About Rest for the Weary

I hope you will find this little spot a place of rest and refreshment for your soul. My intention is to build up women in the trenches of homeschooling. This includes veterans who are burned out and former homeschooling moms who have decided for one reason or another to put some or all of their children in school. Thanks for stopping by. Take a deep breath of refreshment for your weary soul.

Saturday, February 1, 2014

Common misunderstandings about children going to school part 2

Last week I shared a few common misunderstandings about children going to a brick and mortar school, and how I once believed these. Having children in school and homeschooling for 18 years, I have seen and experienced a lot and sadly been humbled a lot. As a young homeschooling mother, I thought I had it all figured out. My recipe for raising children was going to produce the best! But I have found, after years of teaching, there are many recipes for raising and educating children that work just as well and these misconceptions are just that.

  6. Children in school are not socialized as well because they spend all of their time with those of the same age. Although they do spend a lot of time with children their own age, they spend time dealing with different teachers and children who may be difficult to deal with or have very different beliefs. My experience has shown me that homeschool children can play and act well with a variety of ages including adults but most are limited to dealing with those almost exactly like them. That can be problematic for children who don’t deal with frustrations easily. I have several children who think life should always go their way. Homeschooling made life easier for them, but I am not so sure that easy is a good thing for them because they don’t do well when things are difficult. Two of these children are now in school and learning to deal with those daily little irritations.

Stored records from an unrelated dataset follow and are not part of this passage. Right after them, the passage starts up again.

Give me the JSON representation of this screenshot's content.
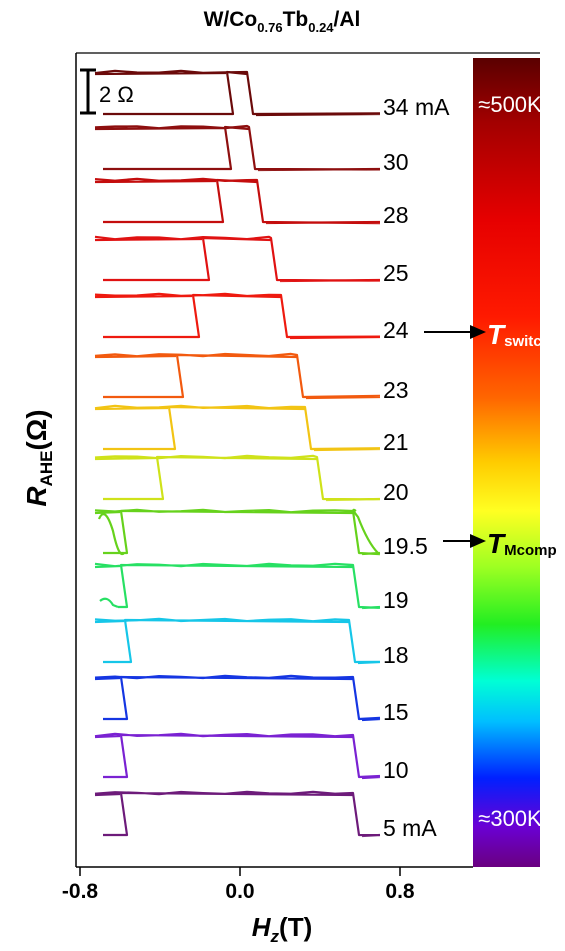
{
  "chart_data": {
    "type": "line",
    "title": "W/Co0.76Tb0.24/Al",
    "title_parts": {
      "base": "W/Co",
      "sub1": "0.76",
      "mid": "Tb",
      "sub2": "0.24",
      "tail": "/Al"
    },
    "xlabel": "Hz(T)",
    "xlabel_parts": {
      "main": "H",
      "sub": "z",
      "unit": "(T)"
    },
    "ylabel": "RAHE(Ω)",
    "ylabel_parts": {
      "main": "R",
      "sub": "AHE",
      "unit": "(Ω)"
    },
    "xlim": [
      -0.8,
      0.8
    ],
    "x_ticks": [
      -0.8,
      0.0,
      0.8
    ],
    "x_tick_labels": [
      "-0.8",
      "0.0",
      "0.8"
    ],
    "scale_bar": {
      "label": "2 Ω",
      "ohms": 2
    },
    "grid": false,
    "legend": "colorbar-right",
    "colorbar": {
      "top_label": "≈500K",
      "bottom_label": "≈300K"
    },
    "annotations": [
      {
        "at_curve": "24",
        "label_main": "T",
        "label_sub": "switch",
        "color": "#ffffff"
      },
      {
        "at_curve": "19.5",
        "label_main": "T",
        "label_sub": "Mcomp",
        "color": "#000000"
      }
    ],
    "series": [
      {
        "name": "34 mA",
        "label": "34 mA",
        "current_mA": 34,
        "coercive_T": 0.05,
        "color": "#6b0a0a",
        "tail": "none"
      },
      {
        "name": "30",
        "label": "30",
        "current_mA": 30,
        "coercive_T": 0.06,
        "color": "#8e0f0f",
        "tail": "none"
      },
      {
        "name": "28",
        "label": "28",
        "current_mA": 28,
        "coercive_T": 0.1,
        "color": "#c40d0d",
        "tail": "none"
      },
      {
        "name": "25",
        "label": "25",
        "current_mA": 25,
        "coercive_T": 0.17,
        "color": "#e01212",
        "tail": "none"
      },
      {
        "name": "24",
        "label": "24",
        "current_mA": 24,
        "coercive_T": 0.22,
        "color": "#ee1a0f",
        "tail": "none"
      },
      {
        "name": "23",
        "label": "23",
        "current_mA": 23,
        "coercive_T": 0.3,
        "color": "#f25a0f",
        "tail": "none"
      },
      {
        "name": "21",
        "label": "21",
        "current_mA": 21,
        "coercive_T": 0.34,
        "color": "#f2c414",
        "tail": "none"
      },
      {
        "name": "20",
        "label": "20",
        "current_mA": 20,
        "coercive_T": 0.4,
        "color": "#cfe21a",
        "tail": "none"
      },
      {
        "name": "19.5",
        "label": "19.5",
        "current_mA": 19.5,
        "coercive_T": 0.58,
        "color": "#66d21c",
        "tail": "wiggle"
      },
      {
        "name": "19",
        "label": "19",
        "current_mA": 19,
        "coercive_T": 0.58,
        "color": "#27e063",
        "tail": "left-dip"
      },
      {
        "name": "18",
        "label": "18",
        "current_mA": 18,
        "coercive_T": 0.56,
        "color": "#16c6e8",
        "tail": "none"
      },
      {
        "name": "15",
        "label": "15",
        "current_mA": 15,
        "coercive_T": 0.58,
        "color": "#1536e2",
        "tail": "none"
      },
      {
        "name": "10",
        "label": "10",
        "current_mA": 10,
        "coercive_T": 0.58,
        "color": "#7a22d2",
        "tail": "none"
      },
      {
        "name": "5 mA",
        "label": "5 mA",
        "current_mA": 5,
        "coercive_T": 0.58,
        "color": "#6d1b7a",
        "tail": "none"
      }
    ]
  }
}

  7. School will hurt the parent child relationship, and they will not be as respectful and obedient to you if in school. I always imagined (and heard) that homeschool children were more obedient and respectful to their parents. In many cases this is true. A few of my children were this way. Some children, however, have a difficult time being accountable to just their parents, mom in particular. Posting on forum boards through the years, I read that school would ruin the parent/child relationship, and that it would not improve their attitude towards me. In my experience, that has been a big falsehood. My children’s attitude towards school has greatly improved, and they do their work when I tell them.

  8. Children in school will not love to learn. School has not made my children love to learn but neither did homeschooling. My children enjoyed certain things about homeschooling (like science experiments and reading aloud), but most of it was work, and they didn’t like to work. Same thing with school. They like parts of it but not all. Children in both situations will like certain things but not others.

9. School is a one size fits all, and therefore they will not be able to learn as well or as easily. While it is true that you can tailor your homeschool to fit your children’s learning style, most children can learn the way things are taught at school. Always fitting the curriculum to the child could possibly hamper them if they ever go to school whether that be a public school or when they go to college. College professors won’t care if your child is an auditory or visual learner but will just expect them to do the work.


  1. You make a great point regarding learning. It can be easy to be led by the carrot of love of learning without realizing one is slowly chipping away at the other essential components of learning- self-discipline and long term vision. Not everything we learn will "feel good." I think there is a balance between over challenging and over supporting.

  2. I am realising some of these points too. I think homeschooling my children was also ironically making my life too easy. I could have a day or two off just because I felt like it and call it unschooling or free learning. We also got up late, stayed up late, and dawdled a lot. Sure, it did make those days when I had a young one still napping easier to fit around their schedule. But now, with them all over 5 years old some structure is greatly appreciated. We could all do with learning to move faster and more efficiently, work more and play less, so that we are living a life filled with value and meaning. Thanks for sharing your points.

    Best wishes
    Jen in Oz

  3. This is so encouraging. In this generation, we are dealing with children who have been coddled much through life and don't know how to rise to the challenge of hard work and difficulty. Your point about individualized learning not mattering once they get to college is so true. While we can customize our children's education, the world simply won't if they are not prepared for what they need to know to function in society.